Alex coughs his laugh. “Not feeling pretty right now, if I’m being—” He cuts himself off with a Russian curse as the arguing behind me flips to English.

“She stays with me!” Vasily shouts.

Artyom fires back with, “It’s not safe.”

“She’s staying in Flagstaff!”

Artyom huffs in exasperation. “I just mean your apartment. She can’t be here now.”

“You think I’m gonna leave her on her own when Alex was just jumped by those skinhead fuckers while he was walking down the street in broad daylight?” As he shouts that, he reaches out for me, and I immediately toddle on over, just as predicted, and take his hand.

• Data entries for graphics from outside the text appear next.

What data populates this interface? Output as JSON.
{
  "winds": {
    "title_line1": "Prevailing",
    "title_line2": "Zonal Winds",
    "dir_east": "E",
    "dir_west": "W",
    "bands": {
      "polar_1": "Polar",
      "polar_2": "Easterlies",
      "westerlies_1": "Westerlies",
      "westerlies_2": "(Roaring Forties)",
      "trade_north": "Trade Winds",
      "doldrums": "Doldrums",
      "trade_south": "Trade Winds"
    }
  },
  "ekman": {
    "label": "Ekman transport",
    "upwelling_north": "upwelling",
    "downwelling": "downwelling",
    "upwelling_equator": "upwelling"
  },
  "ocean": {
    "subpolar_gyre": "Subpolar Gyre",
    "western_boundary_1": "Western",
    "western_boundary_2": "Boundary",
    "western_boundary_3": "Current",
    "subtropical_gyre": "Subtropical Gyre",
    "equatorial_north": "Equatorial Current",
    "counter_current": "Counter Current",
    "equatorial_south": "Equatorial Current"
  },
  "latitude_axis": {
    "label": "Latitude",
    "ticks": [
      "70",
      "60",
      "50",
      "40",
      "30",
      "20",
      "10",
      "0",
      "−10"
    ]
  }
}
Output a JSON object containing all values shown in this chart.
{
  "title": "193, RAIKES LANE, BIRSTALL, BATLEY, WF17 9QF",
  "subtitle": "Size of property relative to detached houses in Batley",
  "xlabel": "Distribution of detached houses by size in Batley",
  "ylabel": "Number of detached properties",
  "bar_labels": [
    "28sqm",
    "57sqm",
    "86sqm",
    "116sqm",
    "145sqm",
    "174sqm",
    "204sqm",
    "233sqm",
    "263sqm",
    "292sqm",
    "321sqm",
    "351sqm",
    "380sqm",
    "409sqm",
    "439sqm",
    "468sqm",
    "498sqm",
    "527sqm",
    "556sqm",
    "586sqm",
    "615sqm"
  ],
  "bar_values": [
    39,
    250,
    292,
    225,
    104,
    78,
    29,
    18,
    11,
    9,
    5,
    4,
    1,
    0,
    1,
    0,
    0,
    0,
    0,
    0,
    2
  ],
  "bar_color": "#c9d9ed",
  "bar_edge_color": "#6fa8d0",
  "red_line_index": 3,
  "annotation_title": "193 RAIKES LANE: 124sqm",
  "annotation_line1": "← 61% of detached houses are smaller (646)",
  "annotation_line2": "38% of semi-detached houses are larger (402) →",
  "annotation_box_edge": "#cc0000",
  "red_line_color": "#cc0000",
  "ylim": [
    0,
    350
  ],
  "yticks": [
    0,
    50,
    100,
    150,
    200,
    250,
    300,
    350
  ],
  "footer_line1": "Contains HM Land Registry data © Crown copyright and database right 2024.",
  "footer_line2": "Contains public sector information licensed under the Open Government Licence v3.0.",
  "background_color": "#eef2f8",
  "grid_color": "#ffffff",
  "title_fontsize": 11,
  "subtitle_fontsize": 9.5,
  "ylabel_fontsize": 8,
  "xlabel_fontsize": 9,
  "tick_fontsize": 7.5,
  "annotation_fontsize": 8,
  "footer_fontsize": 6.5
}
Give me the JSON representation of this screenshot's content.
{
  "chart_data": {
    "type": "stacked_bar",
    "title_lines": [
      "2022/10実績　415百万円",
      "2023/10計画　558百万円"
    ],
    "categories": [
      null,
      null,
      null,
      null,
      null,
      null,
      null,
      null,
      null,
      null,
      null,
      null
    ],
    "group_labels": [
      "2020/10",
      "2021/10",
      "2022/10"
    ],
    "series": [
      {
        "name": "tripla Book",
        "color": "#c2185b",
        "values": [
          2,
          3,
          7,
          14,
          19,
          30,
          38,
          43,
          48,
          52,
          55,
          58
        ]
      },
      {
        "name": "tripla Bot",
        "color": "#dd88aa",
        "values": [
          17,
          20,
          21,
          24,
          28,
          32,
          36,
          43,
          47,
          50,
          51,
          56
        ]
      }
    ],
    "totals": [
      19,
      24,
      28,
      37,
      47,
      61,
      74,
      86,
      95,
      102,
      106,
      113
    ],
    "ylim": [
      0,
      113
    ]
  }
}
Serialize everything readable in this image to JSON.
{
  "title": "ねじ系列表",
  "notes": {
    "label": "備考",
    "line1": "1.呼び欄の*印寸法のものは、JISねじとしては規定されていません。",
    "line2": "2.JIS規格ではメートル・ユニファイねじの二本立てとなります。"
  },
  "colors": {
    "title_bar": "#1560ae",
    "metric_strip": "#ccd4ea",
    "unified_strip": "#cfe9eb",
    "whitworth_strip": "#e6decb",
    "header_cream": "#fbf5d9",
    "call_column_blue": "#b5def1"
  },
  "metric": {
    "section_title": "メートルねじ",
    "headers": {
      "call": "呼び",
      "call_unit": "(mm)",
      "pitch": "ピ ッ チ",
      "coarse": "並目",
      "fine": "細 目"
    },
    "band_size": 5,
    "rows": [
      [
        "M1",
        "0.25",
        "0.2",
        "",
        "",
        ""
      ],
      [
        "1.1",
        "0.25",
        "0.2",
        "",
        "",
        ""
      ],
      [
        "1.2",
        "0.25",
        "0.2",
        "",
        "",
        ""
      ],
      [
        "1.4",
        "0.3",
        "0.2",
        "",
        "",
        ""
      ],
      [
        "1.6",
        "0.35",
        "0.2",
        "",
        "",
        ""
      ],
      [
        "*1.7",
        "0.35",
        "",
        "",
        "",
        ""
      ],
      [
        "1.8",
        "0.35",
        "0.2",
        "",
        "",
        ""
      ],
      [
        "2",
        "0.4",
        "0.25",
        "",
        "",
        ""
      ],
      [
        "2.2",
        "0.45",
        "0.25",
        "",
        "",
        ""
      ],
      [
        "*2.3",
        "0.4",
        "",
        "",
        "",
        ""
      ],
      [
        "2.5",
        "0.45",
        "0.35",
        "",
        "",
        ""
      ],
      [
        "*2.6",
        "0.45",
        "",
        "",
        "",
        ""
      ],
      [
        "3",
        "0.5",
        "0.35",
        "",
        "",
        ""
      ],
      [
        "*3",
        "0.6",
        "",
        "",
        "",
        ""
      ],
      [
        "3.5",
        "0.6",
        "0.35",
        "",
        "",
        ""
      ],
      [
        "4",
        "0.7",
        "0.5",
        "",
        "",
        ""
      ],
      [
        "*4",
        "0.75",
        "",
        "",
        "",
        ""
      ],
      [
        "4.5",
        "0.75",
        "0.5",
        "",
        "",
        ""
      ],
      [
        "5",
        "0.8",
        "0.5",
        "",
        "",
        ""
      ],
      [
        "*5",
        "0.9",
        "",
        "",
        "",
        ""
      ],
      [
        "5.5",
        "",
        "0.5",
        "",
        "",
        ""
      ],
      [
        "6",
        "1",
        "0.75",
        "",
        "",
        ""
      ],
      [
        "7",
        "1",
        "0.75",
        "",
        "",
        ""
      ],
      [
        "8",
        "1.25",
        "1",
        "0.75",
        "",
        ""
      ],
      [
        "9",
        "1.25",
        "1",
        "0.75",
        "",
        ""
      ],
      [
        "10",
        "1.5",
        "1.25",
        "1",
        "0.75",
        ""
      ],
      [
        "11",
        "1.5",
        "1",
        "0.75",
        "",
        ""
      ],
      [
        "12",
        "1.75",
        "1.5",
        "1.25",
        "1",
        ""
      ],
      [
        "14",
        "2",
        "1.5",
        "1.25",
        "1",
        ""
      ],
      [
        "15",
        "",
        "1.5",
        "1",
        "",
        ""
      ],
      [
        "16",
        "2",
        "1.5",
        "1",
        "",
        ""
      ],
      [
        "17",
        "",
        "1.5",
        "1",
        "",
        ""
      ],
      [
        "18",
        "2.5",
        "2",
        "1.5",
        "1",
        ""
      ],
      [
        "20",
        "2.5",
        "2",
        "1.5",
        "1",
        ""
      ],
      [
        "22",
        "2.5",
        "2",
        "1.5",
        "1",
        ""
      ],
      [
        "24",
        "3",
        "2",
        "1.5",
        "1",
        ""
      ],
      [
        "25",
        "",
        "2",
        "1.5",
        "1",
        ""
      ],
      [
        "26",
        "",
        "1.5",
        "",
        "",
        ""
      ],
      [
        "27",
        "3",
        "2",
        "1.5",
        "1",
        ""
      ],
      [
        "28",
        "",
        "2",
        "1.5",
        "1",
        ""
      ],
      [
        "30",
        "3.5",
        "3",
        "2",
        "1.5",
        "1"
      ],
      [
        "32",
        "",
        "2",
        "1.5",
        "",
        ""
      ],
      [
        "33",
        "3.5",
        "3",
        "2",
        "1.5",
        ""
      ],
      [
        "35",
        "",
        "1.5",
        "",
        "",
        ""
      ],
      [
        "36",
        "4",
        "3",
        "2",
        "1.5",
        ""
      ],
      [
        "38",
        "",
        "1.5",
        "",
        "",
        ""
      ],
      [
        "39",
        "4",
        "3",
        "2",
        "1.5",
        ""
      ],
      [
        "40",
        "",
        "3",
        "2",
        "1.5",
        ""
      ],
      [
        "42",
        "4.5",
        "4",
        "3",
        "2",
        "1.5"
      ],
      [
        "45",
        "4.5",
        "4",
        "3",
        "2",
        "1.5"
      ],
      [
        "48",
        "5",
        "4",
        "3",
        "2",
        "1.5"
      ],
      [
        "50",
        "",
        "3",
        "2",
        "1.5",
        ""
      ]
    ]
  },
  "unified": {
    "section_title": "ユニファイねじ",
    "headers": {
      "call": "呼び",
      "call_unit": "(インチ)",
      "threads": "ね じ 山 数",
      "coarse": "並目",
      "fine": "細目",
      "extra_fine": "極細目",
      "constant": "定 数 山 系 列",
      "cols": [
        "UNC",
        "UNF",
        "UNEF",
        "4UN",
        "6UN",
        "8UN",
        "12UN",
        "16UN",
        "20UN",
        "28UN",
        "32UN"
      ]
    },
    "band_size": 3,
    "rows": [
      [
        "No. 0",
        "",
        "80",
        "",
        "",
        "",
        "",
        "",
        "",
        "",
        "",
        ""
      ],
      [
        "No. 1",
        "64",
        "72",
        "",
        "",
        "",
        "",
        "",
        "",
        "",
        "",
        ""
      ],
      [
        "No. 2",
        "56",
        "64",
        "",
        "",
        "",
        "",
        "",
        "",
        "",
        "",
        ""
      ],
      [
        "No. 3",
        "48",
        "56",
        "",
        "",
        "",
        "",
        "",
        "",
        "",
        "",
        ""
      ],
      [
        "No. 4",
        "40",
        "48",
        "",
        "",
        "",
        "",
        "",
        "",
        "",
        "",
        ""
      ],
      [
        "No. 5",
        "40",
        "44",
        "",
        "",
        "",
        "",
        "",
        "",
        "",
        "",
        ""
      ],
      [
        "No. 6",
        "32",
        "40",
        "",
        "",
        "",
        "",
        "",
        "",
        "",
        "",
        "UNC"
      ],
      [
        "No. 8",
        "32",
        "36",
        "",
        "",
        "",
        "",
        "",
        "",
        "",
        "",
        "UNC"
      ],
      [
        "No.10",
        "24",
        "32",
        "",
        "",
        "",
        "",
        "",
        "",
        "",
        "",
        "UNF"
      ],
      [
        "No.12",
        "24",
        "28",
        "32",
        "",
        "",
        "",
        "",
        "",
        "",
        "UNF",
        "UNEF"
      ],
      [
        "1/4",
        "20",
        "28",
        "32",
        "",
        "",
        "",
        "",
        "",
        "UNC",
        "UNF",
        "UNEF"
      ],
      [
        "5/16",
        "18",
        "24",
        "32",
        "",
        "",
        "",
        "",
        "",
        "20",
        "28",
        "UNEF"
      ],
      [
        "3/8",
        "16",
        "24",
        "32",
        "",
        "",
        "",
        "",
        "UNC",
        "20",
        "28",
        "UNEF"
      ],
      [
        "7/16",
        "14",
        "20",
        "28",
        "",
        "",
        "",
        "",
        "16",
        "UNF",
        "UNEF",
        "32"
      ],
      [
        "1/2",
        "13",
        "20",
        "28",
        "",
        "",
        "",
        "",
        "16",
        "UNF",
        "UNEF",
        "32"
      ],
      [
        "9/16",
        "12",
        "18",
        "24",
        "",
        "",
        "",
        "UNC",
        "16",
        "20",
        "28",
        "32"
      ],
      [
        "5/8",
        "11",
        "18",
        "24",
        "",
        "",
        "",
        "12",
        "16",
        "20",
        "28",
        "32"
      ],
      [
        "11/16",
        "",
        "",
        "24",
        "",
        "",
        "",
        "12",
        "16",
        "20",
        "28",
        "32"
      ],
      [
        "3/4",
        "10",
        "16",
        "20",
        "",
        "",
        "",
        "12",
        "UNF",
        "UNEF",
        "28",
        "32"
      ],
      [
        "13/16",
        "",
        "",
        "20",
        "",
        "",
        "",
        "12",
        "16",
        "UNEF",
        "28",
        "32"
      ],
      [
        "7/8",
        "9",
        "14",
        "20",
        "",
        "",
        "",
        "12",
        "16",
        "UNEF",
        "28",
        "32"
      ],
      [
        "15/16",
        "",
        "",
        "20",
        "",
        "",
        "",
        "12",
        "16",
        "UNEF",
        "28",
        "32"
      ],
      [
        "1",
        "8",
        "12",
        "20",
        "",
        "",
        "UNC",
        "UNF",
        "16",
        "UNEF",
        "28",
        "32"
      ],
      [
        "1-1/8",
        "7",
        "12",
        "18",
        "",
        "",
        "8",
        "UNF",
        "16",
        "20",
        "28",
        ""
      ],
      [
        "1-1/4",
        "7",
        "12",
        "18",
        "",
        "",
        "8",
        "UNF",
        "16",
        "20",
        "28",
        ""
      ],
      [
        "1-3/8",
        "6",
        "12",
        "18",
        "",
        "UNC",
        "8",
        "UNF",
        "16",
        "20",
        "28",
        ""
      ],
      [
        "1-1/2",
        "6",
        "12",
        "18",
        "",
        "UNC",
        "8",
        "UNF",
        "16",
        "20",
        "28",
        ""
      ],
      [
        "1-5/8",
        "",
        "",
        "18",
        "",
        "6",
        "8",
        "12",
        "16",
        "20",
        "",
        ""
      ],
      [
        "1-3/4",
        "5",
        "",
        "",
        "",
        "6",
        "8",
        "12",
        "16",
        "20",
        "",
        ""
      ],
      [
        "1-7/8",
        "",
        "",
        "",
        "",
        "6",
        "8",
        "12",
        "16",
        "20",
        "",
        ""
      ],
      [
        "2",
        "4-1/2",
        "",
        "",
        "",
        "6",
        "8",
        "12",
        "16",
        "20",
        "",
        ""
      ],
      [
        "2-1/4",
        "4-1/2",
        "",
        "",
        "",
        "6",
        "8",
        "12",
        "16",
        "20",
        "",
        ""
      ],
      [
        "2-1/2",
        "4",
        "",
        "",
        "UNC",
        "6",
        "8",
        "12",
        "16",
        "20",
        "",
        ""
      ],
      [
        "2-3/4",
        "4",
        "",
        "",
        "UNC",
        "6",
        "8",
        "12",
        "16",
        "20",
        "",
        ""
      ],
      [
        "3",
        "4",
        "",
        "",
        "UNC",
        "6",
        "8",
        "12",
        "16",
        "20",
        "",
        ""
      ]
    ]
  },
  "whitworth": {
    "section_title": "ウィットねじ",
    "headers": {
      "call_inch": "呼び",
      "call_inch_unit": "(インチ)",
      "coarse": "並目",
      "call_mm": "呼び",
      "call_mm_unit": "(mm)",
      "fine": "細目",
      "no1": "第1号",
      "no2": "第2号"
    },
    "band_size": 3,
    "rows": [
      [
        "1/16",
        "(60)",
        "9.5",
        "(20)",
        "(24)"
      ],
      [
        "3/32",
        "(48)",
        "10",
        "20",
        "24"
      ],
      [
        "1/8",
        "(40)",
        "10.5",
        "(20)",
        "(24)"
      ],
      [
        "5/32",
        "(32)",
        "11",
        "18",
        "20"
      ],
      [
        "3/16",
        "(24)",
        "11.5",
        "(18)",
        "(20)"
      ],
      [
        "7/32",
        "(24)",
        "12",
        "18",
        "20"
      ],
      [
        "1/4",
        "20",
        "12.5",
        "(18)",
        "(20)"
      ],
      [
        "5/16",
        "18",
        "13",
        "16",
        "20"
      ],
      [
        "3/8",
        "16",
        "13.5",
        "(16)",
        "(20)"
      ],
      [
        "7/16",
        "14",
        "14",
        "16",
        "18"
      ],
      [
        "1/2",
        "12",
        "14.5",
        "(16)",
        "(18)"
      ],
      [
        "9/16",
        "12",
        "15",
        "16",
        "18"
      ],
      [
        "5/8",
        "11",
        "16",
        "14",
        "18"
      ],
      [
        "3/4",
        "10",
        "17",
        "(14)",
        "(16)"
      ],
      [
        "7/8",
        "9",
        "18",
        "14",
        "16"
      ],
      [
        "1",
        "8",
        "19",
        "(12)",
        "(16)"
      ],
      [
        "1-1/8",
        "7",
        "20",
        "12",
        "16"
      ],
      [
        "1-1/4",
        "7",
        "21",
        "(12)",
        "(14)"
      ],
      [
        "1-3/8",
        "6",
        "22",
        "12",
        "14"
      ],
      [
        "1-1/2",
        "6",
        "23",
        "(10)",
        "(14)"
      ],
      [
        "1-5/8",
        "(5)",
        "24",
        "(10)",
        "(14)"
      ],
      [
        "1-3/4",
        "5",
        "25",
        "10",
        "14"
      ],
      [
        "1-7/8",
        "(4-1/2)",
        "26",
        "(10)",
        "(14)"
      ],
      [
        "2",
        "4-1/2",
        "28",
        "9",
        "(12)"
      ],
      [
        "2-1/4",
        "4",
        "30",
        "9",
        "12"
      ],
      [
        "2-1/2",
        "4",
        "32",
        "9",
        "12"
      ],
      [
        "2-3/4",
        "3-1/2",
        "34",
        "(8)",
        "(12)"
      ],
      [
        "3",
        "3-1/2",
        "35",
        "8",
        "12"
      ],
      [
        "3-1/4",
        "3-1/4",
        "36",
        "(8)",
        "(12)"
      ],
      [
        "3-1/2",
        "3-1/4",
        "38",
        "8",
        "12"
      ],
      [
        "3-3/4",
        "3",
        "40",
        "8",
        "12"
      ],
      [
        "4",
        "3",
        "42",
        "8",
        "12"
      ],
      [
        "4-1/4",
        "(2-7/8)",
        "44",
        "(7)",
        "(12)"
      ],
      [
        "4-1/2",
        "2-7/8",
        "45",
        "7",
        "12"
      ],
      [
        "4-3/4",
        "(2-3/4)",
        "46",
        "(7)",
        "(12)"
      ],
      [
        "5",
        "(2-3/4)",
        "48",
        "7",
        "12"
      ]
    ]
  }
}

Artyom switches to Russian again, but he grumbles something as he gets his phone out and makes a call. While he’s chatting, Vasily fully engulfs me within him like I’m his favorite teddy and big brother’s threatening to take me away. Once Artyom wraps up his phone calls, there’s a short, calmer conversation with Vasily before Vasily spins me to face him and says, “Kseniya and Miguel are on their way to pick you up, okay? They’re going to take you back to the apartment so you can pack an overnight bag and you’ll spend the night with them. They know you’ve got the audition tomorrow, so Miguel’s gonna cook while you and Kseniya go over lines, whatever you need. And Kostya and I will pick you up in the morning to take you down to Phoenix for your audition. Does that sound good?”

No, I’d rather spend the night with Vasily now that I know Alex was jumped, and I’d much rather Vasily and I go to Phoenix without Kostya, as much because I don’t like Kostya as because I want to see if there’s some way other than drugs to help Vasily quiet his agitated mind. I don’t want Vasily to worry or to irritate him further, so I smile and nod.

I ignore the way he swipes a pill out of a little cup by Alex’s bed on our way down to the waiting room to meet Kseniya.